Merge pull request #345 from D-X-Y/main

Fix errors when SignalRecord is not called before SigAna/PortAna
2026-07-05 20:11:08 +08:00 · 2021-03-17 10:47:00 +08:00
parent d47e35d64e 872ddc6f95
commit aa552fdb20
4 changed files with 100 additions and 11 deletions
--- a/qlib/contrib/workflow/init.py
+++ b/qlib/contrib/workflow/init.py
--- a/qlib/contrib/workflow/record_temp.py
+++ b/qlib/contrib/workflow/record_temp.py
@@ -0,0 +1,45 @@
+#  Copyright (c) Microsoft Corporation.
+#  Licensed under the MIT License.
+
+import re
+import pandas as pd
+from sklearn.metrics import mean_squared_error
+from pprint import pprint
+import numpy as np
+
+from ...workflow.record_temp import SignalRecord
+from ...log import get_module_logger
+
+logger = get_module_logger("workflow", "INFO")
+
+
+class SignalMseRecord(SignalRecord):
+    """
+    This is the Signal MSE Record class that computes the mean squared error (MSE).
+    This class inherits the ``SignalMseRecord`` class.
+    """
+
+    artifact_path = "sig_analysis"
+
+    def __init__(self, recorder, **kwargs):
+        super().__init__(recorder=recorder, **kwargs)
+
+    def generate(self, **kwargs):
+        try:
+            self.check(parent=True)
+        except FileExistsError:
+            super().generate()
+
+        pred = self.load("pred.pkl")
+        label = self.load("label.pkl")
+        masks = ~np.isnan(label.values)
+        mse = mean_squared_error(pred.values[masks], label[masks])
+        metrics = {"MSE": mse, "RMSE": np.sqrt(mse)}
+        objects = {"mse.pkl": mse, "rmse.pkl": np.sqrt(mse)}
+        self.recorder.log_metrics(**metrics)
+        self.recorder.save_objects(**objects, artifact_path=self.get_path())
+        pprint(metrics)
+
+    def list(self):
+        paths = [self.get_path("mse.pkl"), self.get_path("rmse.pkl")]
+        return paths
--- a/qlib/workflow/record_temp.py
+++ b/qlib/workflow/record_temp.py
@@ -110,7 +110,7 @@ class SignalRecord(RecordTemp):
    This is the Signal Record class that generates the signal prediction.
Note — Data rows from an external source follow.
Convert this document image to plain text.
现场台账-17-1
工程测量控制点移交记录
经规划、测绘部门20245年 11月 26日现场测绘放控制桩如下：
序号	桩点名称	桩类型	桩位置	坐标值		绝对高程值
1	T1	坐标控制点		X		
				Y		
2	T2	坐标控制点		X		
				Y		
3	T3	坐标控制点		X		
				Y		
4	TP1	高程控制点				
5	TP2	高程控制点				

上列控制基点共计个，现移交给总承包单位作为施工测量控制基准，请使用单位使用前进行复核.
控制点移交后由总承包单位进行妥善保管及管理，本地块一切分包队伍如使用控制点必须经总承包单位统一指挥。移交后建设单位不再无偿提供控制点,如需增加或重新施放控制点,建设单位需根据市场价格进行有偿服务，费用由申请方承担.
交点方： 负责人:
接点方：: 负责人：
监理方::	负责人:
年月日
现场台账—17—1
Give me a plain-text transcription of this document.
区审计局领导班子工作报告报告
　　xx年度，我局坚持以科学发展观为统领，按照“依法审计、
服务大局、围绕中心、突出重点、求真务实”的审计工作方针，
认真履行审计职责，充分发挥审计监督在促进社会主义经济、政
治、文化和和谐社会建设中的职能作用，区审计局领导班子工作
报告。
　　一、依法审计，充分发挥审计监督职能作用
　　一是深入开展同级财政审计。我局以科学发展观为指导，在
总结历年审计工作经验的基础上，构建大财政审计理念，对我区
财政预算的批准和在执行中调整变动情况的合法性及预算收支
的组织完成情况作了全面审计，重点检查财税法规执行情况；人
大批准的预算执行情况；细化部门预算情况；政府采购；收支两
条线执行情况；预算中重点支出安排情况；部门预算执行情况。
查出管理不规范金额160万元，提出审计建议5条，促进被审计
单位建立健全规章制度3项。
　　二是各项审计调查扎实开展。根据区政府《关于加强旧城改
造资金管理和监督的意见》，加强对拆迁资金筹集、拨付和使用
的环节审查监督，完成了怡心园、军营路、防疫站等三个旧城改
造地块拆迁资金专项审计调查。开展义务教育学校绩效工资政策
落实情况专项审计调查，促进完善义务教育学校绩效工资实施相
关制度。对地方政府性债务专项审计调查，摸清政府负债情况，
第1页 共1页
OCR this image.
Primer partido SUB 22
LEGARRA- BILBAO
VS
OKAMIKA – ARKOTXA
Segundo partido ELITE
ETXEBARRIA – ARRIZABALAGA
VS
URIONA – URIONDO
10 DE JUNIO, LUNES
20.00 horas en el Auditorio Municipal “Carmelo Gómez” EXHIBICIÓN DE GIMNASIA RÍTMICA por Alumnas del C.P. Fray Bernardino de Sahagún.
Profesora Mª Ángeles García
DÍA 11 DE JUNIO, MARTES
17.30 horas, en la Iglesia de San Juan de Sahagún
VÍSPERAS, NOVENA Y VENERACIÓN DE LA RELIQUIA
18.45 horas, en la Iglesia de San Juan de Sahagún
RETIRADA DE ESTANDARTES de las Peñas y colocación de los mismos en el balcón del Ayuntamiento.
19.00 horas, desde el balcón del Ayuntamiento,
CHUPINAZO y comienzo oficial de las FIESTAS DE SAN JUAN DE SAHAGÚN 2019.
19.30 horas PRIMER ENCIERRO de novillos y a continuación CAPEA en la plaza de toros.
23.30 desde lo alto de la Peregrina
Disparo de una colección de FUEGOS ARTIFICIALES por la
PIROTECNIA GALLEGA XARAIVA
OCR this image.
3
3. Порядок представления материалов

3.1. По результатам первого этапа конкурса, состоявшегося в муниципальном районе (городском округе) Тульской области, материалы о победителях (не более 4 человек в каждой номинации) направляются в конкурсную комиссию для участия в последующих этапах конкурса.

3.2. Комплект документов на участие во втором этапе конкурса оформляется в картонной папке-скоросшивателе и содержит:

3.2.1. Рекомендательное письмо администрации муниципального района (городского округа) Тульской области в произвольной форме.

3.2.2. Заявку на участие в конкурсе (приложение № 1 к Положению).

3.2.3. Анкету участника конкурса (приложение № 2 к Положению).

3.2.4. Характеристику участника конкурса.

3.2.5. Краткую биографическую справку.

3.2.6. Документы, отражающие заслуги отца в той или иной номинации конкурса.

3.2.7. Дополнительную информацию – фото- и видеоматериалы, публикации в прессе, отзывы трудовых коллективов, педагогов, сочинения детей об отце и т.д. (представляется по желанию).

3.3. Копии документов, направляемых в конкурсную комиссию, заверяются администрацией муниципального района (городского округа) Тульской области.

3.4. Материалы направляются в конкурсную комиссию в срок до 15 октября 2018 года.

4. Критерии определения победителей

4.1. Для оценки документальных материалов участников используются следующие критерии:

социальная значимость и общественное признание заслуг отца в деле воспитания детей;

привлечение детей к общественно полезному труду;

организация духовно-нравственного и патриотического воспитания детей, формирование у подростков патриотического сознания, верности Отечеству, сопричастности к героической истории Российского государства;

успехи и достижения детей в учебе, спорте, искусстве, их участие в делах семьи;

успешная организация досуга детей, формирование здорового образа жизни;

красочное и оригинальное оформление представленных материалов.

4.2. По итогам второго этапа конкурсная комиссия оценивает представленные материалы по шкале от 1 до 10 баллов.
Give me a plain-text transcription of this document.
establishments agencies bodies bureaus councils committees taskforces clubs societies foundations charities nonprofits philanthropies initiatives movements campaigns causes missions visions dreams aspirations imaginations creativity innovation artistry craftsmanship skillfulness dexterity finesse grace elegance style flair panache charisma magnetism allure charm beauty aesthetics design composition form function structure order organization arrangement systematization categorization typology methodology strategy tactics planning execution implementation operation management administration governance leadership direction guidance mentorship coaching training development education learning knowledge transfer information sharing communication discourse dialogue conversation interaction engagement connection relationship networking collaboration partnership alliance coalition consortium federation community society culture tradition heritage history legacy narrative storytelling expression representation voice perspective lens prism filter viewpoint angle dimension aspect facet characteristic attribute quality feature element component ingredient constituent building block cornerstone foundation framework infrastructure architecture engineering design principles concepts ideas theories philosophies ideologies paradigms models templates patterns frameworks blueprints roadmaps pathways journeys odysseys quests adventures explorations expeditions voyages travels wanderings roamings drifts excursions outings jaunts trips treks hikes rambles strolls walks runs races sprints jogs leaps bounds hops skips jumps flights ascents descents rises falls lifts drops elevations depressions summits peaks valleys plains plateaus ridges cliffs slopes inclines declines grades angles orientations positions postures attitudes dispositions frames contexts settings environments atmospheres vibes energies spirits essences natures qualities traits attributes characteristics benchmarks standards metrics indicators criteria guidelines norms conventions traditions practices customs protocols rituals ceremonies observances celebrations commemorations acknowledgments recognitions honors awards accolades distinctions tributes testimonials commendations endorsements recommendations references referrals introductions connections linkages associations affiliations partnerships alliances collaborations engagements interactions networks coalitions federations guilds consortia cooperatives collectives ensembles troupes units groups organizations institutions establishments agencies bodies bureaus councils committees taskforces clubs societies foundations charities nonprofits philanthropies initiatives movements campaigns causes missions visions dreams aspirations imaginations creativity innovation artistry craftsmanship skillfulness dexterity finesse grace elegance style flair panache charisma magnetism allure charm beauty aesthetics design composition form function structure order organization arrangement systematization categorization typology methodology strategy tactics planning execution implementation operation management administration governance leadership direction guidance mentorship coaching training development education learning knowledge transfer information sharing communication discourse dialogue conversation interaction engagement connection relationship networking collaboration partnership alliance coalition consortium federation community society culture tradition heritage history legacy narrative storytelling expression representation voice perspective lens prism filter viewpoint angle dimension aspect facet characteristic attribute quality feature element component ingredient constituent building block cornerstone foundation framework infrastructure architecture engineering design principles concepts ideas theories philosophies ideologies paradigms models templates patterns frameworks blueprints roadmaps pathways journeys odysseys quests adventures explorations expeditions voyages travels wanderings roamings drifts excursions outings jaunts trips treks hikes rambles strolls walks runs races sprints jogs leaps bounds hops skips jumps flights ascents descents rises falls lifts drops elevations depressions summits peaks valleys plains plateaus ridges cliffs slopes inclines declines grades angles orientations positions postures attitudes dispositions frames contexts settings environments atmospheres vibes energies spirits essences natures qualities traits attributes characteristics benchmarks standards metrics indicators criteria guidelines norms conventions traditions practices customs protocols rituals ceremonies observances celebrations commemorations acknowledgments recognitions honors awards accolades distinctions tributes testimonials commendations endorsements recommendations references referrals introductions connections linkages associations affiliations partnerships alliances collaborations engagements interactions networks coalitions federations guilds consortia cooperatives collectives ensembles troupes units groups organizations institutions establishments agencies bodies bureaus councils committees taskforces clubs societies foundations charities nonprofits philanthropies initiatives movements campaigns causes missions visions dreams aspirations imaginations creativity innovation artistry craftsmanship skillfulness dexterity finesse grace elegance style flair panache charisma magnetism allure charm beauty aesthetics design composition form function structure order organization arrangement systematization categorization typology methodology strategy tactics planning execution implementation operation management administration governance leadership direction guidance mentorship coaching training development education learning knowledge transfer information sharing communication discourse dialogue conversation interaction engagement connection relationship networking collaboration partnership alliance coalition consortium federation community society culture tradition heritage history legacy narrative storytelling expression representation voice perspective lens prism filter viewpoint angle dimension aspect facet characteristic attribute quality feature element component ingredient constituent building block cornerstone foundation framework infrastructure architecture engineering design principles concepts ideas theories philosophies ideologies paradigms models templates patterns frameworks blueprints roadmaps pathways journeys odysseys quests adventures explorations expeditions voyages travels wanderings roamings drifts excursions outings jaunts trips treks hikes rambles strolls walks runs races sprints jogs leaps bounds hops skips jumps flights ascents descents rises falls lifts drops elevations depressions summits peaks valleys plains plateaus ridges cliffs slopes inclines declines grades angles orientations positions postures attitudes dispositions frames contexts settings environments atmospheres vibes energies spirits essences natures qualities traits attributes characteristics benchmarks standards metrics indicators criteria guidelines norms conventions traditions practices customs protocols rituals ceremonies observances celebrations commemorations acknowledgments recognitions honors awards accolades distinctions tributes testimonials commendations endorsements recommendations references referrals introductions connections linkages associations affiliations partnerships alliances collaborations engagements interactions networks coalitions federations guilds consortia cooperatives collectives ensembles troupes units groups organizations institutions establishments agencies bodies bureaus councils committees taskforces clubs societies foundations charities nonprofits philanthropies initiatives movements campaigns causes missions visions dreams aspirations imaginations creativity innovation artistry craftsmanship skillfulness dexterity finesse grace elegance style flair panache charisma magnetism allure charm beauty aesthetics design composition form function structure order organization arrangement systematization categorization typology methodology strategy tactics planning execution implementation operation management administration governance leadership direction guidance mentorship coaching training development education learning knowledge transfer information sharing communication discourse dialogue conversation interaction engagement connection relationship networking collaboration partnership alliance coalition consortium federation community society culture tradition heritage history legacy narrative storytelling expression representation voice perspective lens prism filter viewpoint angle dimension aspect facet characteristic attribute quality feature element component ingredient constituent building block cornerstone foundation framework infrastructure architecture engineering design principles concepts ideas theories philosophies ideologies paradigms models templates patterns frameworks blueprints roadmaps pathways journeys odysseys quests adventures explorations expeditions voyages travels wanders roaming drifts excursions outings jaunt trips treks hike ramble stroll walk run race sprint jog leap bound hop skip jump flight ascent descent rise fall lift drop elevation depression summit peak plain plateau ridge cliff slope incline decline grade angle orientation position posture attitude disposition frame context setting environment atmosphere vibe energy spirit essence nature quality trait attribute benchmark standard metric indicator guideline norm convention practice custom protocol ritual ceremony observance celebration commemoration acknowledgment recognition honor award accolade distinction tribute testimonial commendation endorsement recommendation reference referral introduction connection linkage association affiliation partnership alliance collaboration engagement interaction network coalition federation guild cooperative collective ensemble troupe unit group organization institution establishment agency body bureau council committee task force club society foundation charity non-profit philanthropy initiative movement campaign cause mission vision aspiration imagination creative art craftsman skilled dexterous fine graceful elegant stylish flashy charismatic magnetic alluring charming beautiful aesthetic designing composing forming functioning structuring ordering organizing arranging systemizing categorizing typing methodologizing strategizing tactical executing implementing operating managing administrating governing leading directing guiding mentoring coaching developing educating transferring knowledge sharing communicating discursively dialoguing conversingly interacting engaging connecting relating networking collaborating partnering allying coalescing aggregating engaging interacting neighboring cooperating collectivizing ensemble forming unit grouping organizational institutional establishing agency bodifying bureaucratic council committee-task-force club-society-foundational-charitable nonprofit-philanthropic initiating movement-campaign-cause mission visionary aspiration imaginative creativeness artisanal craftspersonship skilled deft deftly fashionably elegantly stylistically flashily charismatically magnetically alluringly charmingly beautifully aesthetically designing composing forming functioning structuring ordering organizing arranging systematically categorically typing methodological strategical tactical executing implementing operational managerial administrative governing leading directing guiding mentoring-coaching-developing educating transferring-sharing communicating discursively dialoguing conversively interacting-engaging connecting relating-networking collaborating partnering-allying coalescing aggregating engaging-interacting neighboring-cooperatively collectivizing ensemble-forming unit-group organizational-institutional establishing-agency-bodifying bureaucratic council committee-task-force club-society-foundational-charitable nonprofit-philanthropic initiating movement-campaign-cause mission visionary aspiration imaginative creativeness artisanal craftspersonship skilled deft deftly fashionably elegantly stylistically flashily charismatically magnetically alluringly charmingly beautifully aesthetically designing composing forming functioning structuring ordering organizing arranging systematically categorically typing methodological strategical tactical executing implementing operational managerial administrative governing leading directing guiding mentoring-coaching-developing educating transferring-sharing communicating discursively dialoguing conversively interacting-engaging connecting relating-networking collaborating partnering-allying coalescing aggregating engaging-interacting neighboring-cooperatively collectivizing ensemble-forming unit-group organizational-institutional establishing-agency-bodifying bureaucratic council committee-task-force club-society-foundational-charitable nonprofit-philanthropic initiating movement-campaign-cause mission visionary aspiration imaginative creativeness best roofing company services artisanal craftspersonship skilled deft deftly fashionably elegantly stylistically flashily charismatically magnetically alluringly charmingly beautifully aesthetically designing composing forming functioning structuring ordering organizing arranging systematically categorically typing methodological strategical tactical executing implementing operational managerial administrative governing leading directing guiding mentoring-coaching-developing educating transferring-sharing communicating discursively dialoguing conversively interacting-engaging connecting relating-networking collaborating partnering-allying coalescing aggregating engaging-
This class inherits the ``RecordTemp`` class.
    """

-    def __init__(self, model=None, dataset=None, recorder=None, **kwargs):
+    def __init__(self, model=None, dataset=None, recorder=None):
        super().__init__(recorder=recorder)
        self.model = model
        self.dataset = dataset
@@ -164,13 +164,15 @@ class SigAnaRecord(SignalRecord):
    artifact_path = "sig_analysis"

    def __init__(self, recorder, ana_long_short=False, ann_scaler=252, **kwargs):
+        super().__init__(recorder=recorder, **kwargs)
        self.ana_long_short = ana_long_short
        self.ann_scaler = ann_scaler
-        super().__init__(recorder=recorder, **kwargs)
-        # The name must be unique. Otherwise it will be overridden

-    def generate(self):
-        self.check(parent=True)
+    def generate(self, **kwargs):
+        try:
+            self.check(parent=True)
+        except FileExistsError:
+            super().generate()

        pred = self.load("pred.pkl")
        label = self.load("label.pkl")
@@ -228,7 +230,7 @@ class PortAnaRecord(SignalRecord):
        config["backtest"] : dict
            define the backtest kwargs.
        """
-        super().__init__(recorder=recorder)
+        super().__init__(recorder=recorder, **kwargs)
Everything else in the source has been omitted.